The list of harmful practices above is non-exhaustive. They all are likely to cause physical, psychological, economic, and social harm and/or violence as well as limitations on children’s capacity to participate fully in society or develop and reach their full potential. Harmful practices are imposed on children by family, community members, and society at large.
Children are the voices of change, here is what some of these children encourage other children to do, to help get involved in the effort to eliminate harmful practices for African children everywhere:
Share literature on Child Rights with your peers and your community. Get Informed!
Use technology to share your stories with your peers and with leaders.
Write a letter to decision makers asking for change!
Join the school government to sensitize your community on issues that matter most!
Embrace African tradition, tell the stories of those who need help to caution future generations about the negative impacts of harmful practices.
* names have been changed to protect the identity of children.
. In addition to the above-mentioned initiatives, the AU adopted several other campaigns and initiatives to end violence against children. In 2019, the AU adopted the Ten-Year Action Plan on the Eradication of Child Labour, Forced Labour, Human Trafficking and Modern Slavery in Africa (2020-2030) to achieve the objective and targets of the AU Agenda 2063 regarding the elimination of all forms of child labour in the continent in line with target 8.7 of the UN Agenda 2030. The Regional Action Plan on Albinism in Africa (2017–2021) was also developed in response to human rights violations being committed against persons with albinism, including children.

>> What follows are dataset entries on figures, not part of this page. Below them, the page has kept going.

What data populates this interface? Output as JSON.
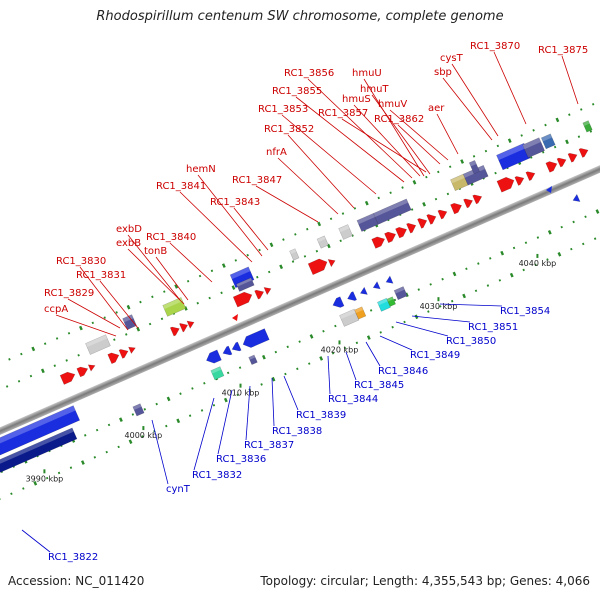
{
  "title": "Rhodospirillum centenum SW chromosome, complete genome",
  "footer": {
    "accession": "Accession: NC_011420",
    "summary": "Topology: circular; Length: 4,355,543 bp; Genes: 4,066"
  },
  "colors": {
    "forward_label": "#cc0000",
    "reverse_label": "#0000cc",
    "axis": "#8a8a8a",
    "forward_gene": "#ee1111",
    "reverse_gene": "#1a2ee0",
    "operon": "#555599",
    "tick_dot": "#2a8a2a"
  },
  "ticks": [
    "3990 kbp",
    "4000 kbp",
    "4010 kbp",
    "4020 kbp",
    "4030 kbp",
    "4040 kbp"
  ],
  "forward_labels": [
    "RC1_3829",
    "ccpA",
    "RC1_3830",
    "RC1_3831",
    "exbD",
    "exbB",
    "tonB",
    "RC1_3840",
    "hemN",
    "RC1_3841",
    "RC1_3843",
    "RC1_3847",
    "nfrA",
    "RC1_3852",
    "RC1_3853",
    "RC1_3855",
    "RC1_3856",
    "hmuU",
    "hmuT",
    "hmuS",
    "RC1_3857",
    "hmuV",
    "RC1_3862",
    "aer",
    "cysT",
    "sbp",
    "RC1_3870",
    "RC1_3875"
  ],
  "reverse_labels": [
    "RC1_3822",
    "cynT",
    "RC1_3832",
    "RC1_3836",
    "RC1_3837",
    "RC1_3838",
    "RC1_3839",
    "RC1_3844",
    "RC1_3845",
    "RC1_3846",
    "RC1_3849",
    "RC1_3850",
    "RC1_3851",
    "RC1_3854"
  ]
}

. A variety of harmful practices exist, including ‘FGM, child and forced marriage, virginity testing and related practices, extreme dietary restrictions, including during pregnancy (force-feeding, food taboos), binding, scarring, branding/ infliction of tribal marks, corporal punishment, stoning, violent initiation rites, widowhood practices, accusations of witchcraft, infanticide, incest and body modifications that are performed for beauty or marriageability of girls and women.